2. POLICY OBJECTIVE To determine the Material Subsidiaries of HALDER VENTURE LIMITED and to provide the governance framework for such subsidiaries
3. DEFINITIONS “Audit Committee or Committee” means “Audit Committee” constituted by the Board of Directors of the Company, from time to time, under provisions of Listing Agreement with the Stock Exchanges and The Companies Act, 2013.
“Board of Director” or “Board” means the Board of Directors of HALDER VENTURE LIMITED, as constituted from time to time.
“Company” means a company incorporated under the Companies Act, 2013 or under any previous company law.
“Independent Director” means a director of the Company, not being a whole time director and who is neither a promoter nor belongs to the promoter group of the Company and who satisfies other criteria for independence under the Companies Act, 2013 and the Listing Agreement with the Stock Exchanges.
“Policy” means Policy on Material Subsidiary.
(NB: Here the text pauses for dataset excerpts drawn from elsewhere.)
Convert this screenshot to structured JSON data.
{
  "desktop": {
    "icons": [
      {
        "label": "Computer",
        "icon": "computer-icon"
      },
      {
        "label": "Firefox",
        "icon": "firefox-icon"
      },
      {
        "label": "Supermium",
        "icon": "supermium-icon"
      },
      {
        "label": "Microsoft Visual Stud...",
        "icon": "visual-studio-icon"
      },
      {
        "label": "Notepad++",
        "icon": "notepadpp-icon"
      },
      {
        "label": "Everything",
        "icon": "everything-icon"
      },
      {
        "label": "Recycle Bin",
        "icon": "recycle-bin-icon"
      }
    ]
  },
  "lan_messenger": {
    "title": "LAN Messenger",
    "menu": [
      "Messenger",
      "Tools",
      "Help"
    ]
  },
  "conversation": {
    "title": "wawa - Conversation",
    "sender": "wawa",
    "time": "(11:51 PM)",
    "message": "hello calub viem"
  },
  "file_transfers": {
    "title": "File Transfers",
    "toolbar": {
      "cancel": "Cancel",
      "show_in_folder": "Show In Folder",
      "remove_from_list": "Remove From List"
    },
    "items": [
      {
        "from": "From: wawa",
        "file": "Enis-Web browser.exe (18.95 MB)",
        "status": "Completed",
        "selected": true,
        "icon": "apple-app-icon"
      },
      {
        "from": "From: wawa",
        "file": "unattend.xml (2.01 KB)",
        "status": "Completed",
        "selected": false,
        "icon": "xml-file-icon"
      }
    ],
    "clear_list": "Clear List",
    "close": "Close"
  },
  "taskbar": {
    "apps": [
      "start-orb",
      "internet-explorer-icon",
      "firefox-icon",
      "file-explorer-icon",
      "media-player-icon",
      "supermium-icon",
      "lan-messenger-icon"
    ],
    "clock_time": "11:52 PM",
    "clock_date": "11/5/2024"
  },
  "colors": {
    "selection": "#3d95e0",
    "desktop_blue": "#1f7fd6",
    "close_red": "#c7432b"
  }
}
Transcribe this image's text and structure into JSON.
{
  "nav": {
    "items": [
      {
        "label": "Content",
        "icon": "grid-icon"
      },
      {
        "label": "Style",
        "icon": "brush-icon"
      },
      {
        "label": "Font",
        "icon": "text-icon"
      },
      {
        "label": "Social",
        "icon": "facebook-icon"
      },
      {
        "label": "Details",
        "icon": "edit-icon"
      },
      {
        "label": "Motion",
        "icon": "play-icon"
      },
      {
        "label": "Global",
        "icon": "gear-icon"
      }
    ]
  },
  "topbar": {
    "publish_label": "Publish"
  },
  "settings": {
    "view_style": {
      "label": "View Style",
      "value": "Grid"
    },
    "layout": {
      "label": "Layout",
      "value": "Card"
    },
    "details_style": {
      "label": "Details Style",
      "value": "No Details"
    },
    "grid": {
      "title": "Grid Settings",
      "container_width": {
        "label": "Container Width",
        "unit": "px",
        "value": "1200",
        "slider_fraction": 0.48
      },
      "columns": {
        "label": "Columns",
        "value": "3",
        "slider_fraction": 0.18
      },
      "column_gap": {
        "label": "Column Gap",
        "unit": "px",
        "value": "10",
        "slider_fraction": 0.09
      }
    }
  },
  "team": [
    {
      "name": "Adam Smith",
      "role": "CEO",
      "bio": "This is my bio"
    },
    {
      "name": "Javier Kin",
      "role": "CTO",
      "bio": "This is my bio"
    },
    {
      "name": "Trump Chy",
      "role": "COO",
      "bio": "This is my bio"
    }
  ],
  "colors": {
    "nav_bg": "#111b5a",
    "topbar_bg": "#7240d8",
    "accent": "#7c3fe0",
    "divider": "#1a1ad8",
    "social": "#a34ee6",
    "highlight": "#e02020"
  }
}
Material Non Listed Indian Subsidiary shall mean a Material Subsidiary which is incorporated in India and is not listed on the Indian Stock Exchanges.
“Subsidiary” shall be as defined under the Companies Act, 2013 and the Rules made thereunder.
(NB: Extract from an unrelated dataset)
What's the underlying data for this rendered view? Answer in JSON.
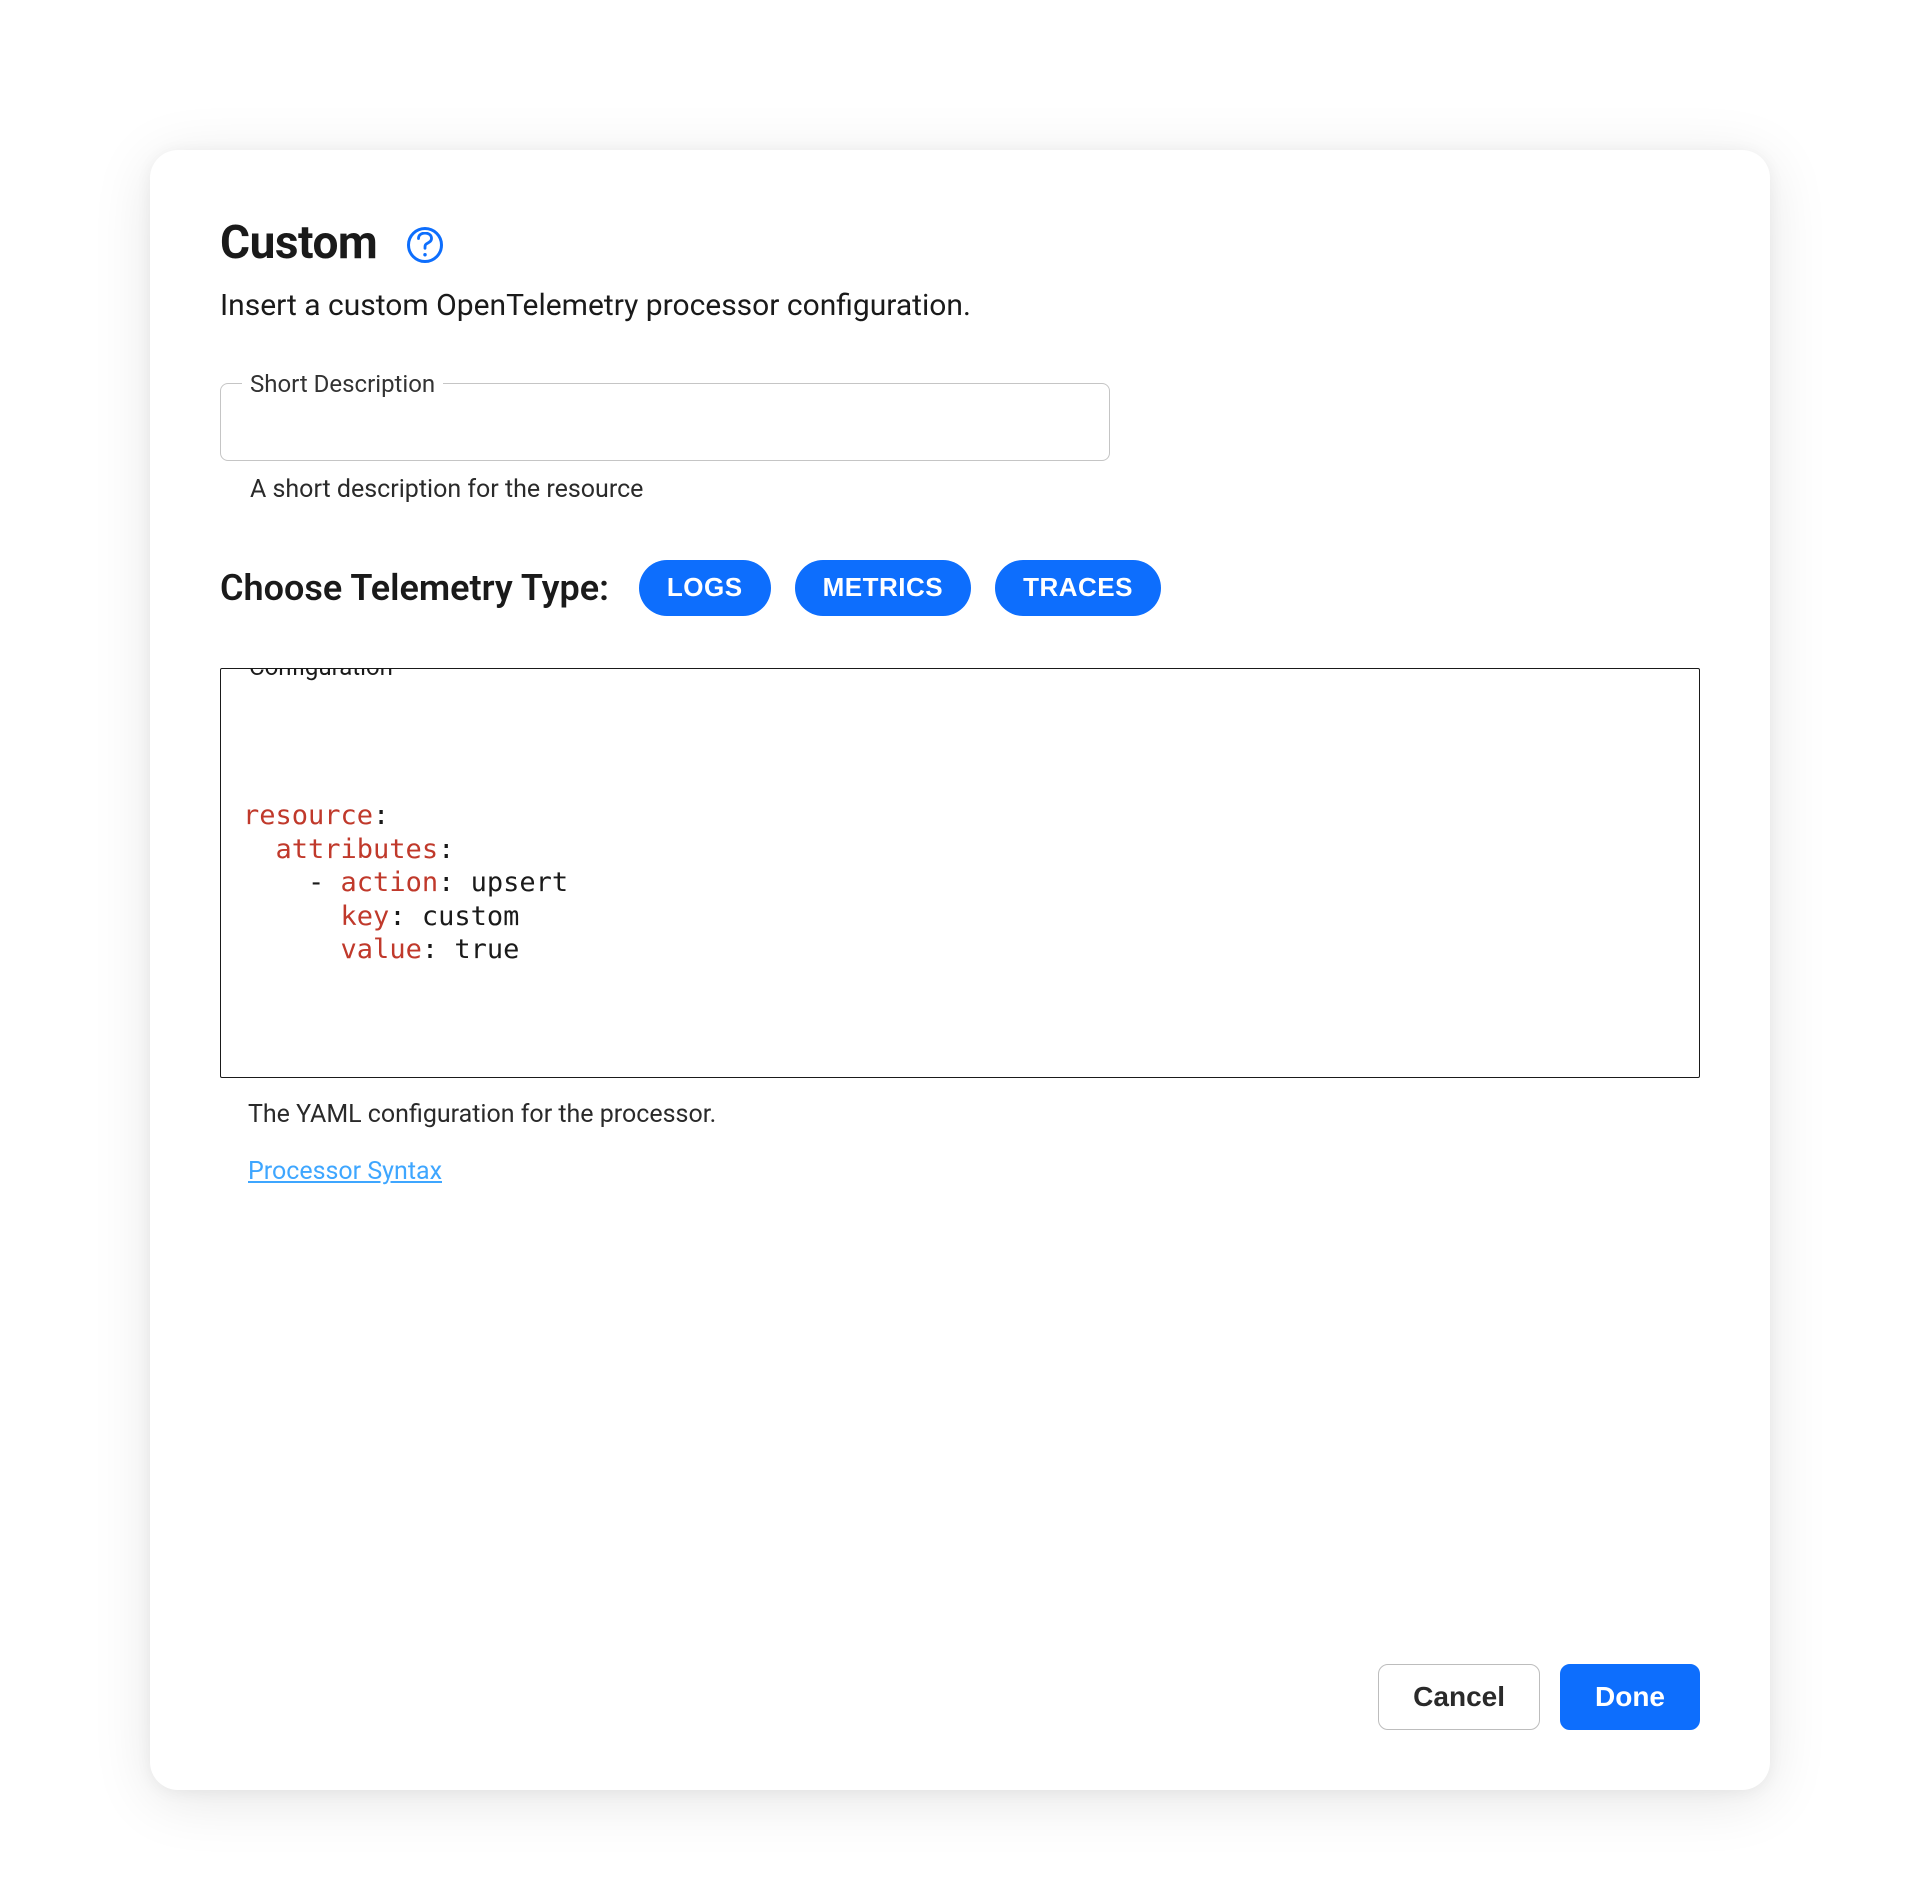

1. A subsidiary shall be a Material Subsidiary, if any of the following conditions are satisfied:
a. In which the Investment of the Company/Proposed Investment, exceeds 20% of its consolidated net worth as per the audited balance sheet of the previous financial year; or
b. Which have generated twenty per cent of the consolidated income of the Company during the previous financial year.
2. One Independent Director of the Company shall be a director on the Board of the Material Non-Listed Indian Subsidiary Company.
3. The Audit Committee of Board of the Company shall review the financial statements, in particular, the investments made by the unlisted subsidiary Company on an annual basis.
4. The minutes of the Board Meetings of the Unlisted Subsidiary Companies shall be placed before the Board of the Company on an half yearly basis.
5. The management shall on a half yearly basis bring to the attention of the Board of Directors of the Company, a statement of all Significant Transactions and Arrangements entered into by the unlisted subsidiary company.
5. DISPOSAL OF MATERIAL SUBSIDIARY The Company, without the prior approval of the members by Special Resolution, shall not:
a. dispose shares in Material Subsidiaries that reduces its shareholding (either on its own or together with other subsidiaries) to less than 50%; or
b. ceases the exercise of control over the Subsidiary; or
c. sell, dispose or lease the assets amounting to more than twenty percent of the assets of the material subsidiary.
6. DISCLOSURE The Policy for determining material subsidiaries is to be disclosed to the Stock Exchanges and in the Annual Report of the Company, as per the provisions of laws in force. The policy shall also be uploaded on the website of the Company at www.halderventure.in.